Former SEC official John Reed Stark described the FTX reorganization plan as a “highway robbery of highway robbers.”

Former United States Securities and Exchange Commission (SEC) official John Reed Stark has

suggested that the FTX restructuring plan might be a way for the legal team to profit from the bankruptcy process.

In a post on social media platform X, Stark said all FTX customers should receive a sarcastic

“Thank You” note from the defunct exchange’s legal team, given the substantial profits it

made during bankruptcy proceedings. Stark also sarcastically quipped that each legal

team member might be able to afford a new beach house in 2024.

During a Jan. 31 hearing in the U.S. Bankruptcy Court for the District of Delaware,

FTX lawyer Andy Dietderich of Sullivan & Cromwell clarified that, despite extensive efforts,

there were no plans to relaunch FTX — known as FTX 2.0 — in the Chapter 11 bankruptcy framework.

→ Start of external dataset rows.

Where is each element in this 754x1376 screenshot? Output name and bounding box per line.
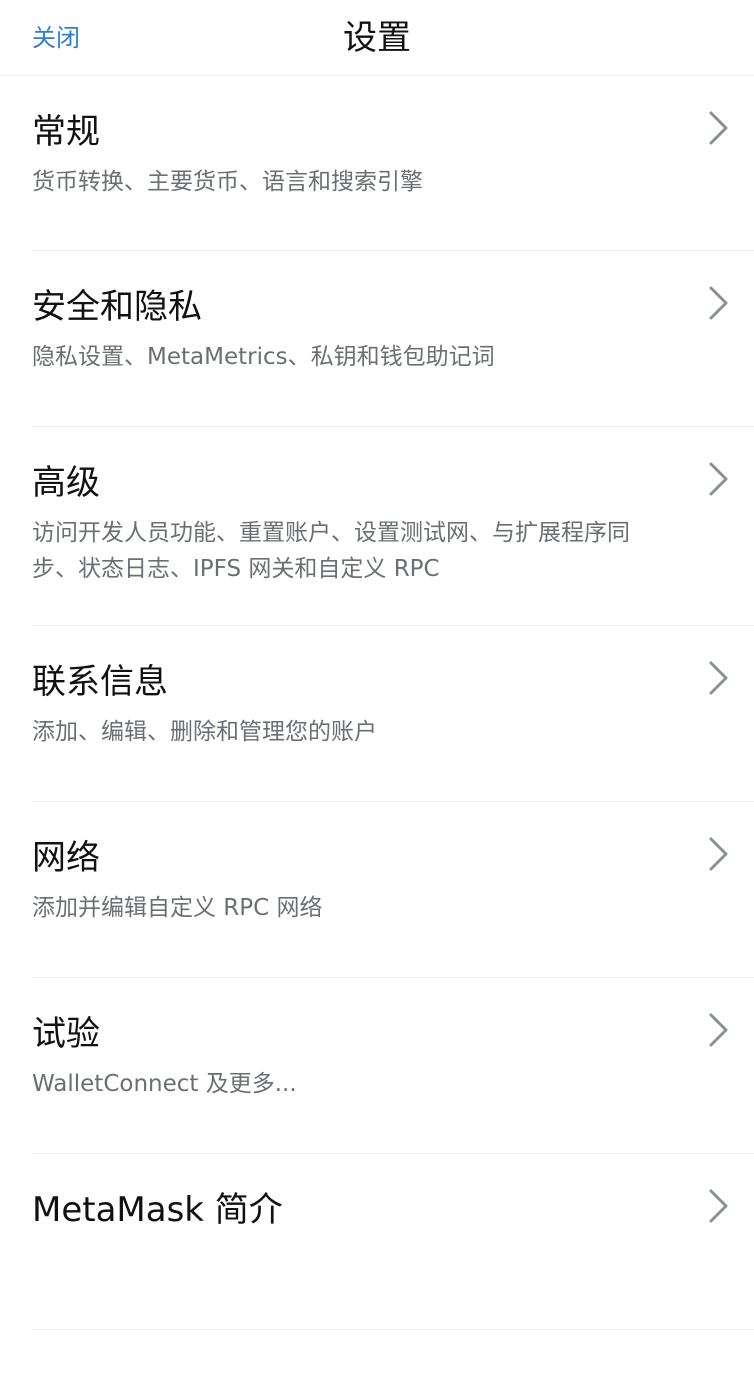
settings-item-title: 网络 [32,838,100,878]
settings-item-description: 隐私设置、MetaMetrics、私钥和钱包助记词 [32,344,495,370]
settings-item-description: 添加并编辑自定义 RPC 网络 [32,895,323,921]
settings-item-networks[interactable]: 网络 添加并编辑自定义 RPC 网络 [32,802,754,978]
page-title: 设置 [343,18,411,58]
navigation-header: 关闭 设置 [0,0,754,76]
settings-item-title: MetaMask 简介 [32,1190,283,1230]
settings-item-contacts[interactable]: 联系信息 添加、编辑、删除和管理您的账户 [32,626,754,802]
settings-item-description: WalletConnect 及更多... [32,1071,297,1097]
chevron-right-icon [706,459,732,499]
settings-item-title: 常规 [32,112,100,152]
settings-screen: 关闭 设置 常规 货币转换、主要货币、语言和搜索引擎 安全和隐私 隐私设置、Me… [0,0,754,1376]
settings-item-title: 联系信息 [32,662,168,702]
chevron-right-icon [706,658,732,698]
chevron-right-icon [706,834,732,874]
settings-item-description: 添加、编辑、删除和管理您的账户 [32,719,377,745]
settings-list: 常规 货币转换、主要货币、语言和搜索引擎 安全和隐私 隐私设置、MetaMetr… [0,76,754,1330]
settings-item-about-metamask[interactable]: MetaMask 简介 [32,1154,754,1330]
chevron-right-icon [706,1186,732,1226]
settings-item-advanced[interactable]: 高级 访问开发人员功能、重置账户、设置测试网、与扩展程序同步、状态日志、IPFS… [32,427,754,626]
chevron-right-icon [706,283,732,323]
settings-item-title: 安全和隐私 [32,287,202,327]
chevron-right-icon [706,1010,732,1050]
chevron-right-icon [706,108,732,148]
settings-item-description: 访问开发人员功能、重置账户、设置测试网、与扩展程序同步、状态日志、IPFS 网关… [32,520,630,582]
settings-item-security-privacy[interactable]: 安全和隐私 隐私设置、MetaMetrics、私钥和钱包助记词 [32,251,754,427]
settings-item-experimental[interactable]: 试验 WalletConnect 及更多... [32,978,754,1154]
settings-item-title: 高级 [32,463,100,503]
settings-item-description: 货币转换、主要货币、语言和搜索引擎 [32,169,423,195]
settings-item-general[interactable]: 常规 货币转换、主要货币、语言和搜索引擎 [32,76,754,251]
settings-item-title: 试验 [32,1014,100,1054]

Stark said he had foreseen that the Chapter 11 FTX reorganization plan was unlikely to succeed.

He likened restructuring FTX to trying to reorganize a combination of “Murder Incorporated, The Cali Drug Cartel and Madoff Investment Advisory Services.”

Lawyers and the restructuring team managing bankrupt crypto exchange FTX billed over $200 million

from November 2022 to June 2023. The fees were deemed reasonable by the court-appointed fee examiner, Katherine Stadler, who found the fees “not wholly unreasonable at the moment” in a report filed on June 20, 2023.

However, in the quarter ending Oct. 31, 2023, FTX spent around $53,000 per hour on legal and advisory fees, according to recent compensation filings. Documents from Dec. 5 to Dec. 16, 2023,

revealed that the bankruptcy legal team billed at least $118.1 million from Aug. 1 to Oct. 31, 2023, averaging $1.3 million per day or $53,300 per hour over the 92 days.

On Feb. 1, FTX submitted a request in a Delaware court to sell its $175 million claim against the bankrupt Genesis Global Capital. The associated hedge fund, Alameda Research,

owns the claim. If granted, FTX can sell the claim entirely or in parts, timing the sales for optimal conditions.

FTX collapsed in November 2022 after irregularities were uncovered in its accounts.

Genesis had $175 million tied up in its FTX account at the time, which it said did not impact its market-making activities.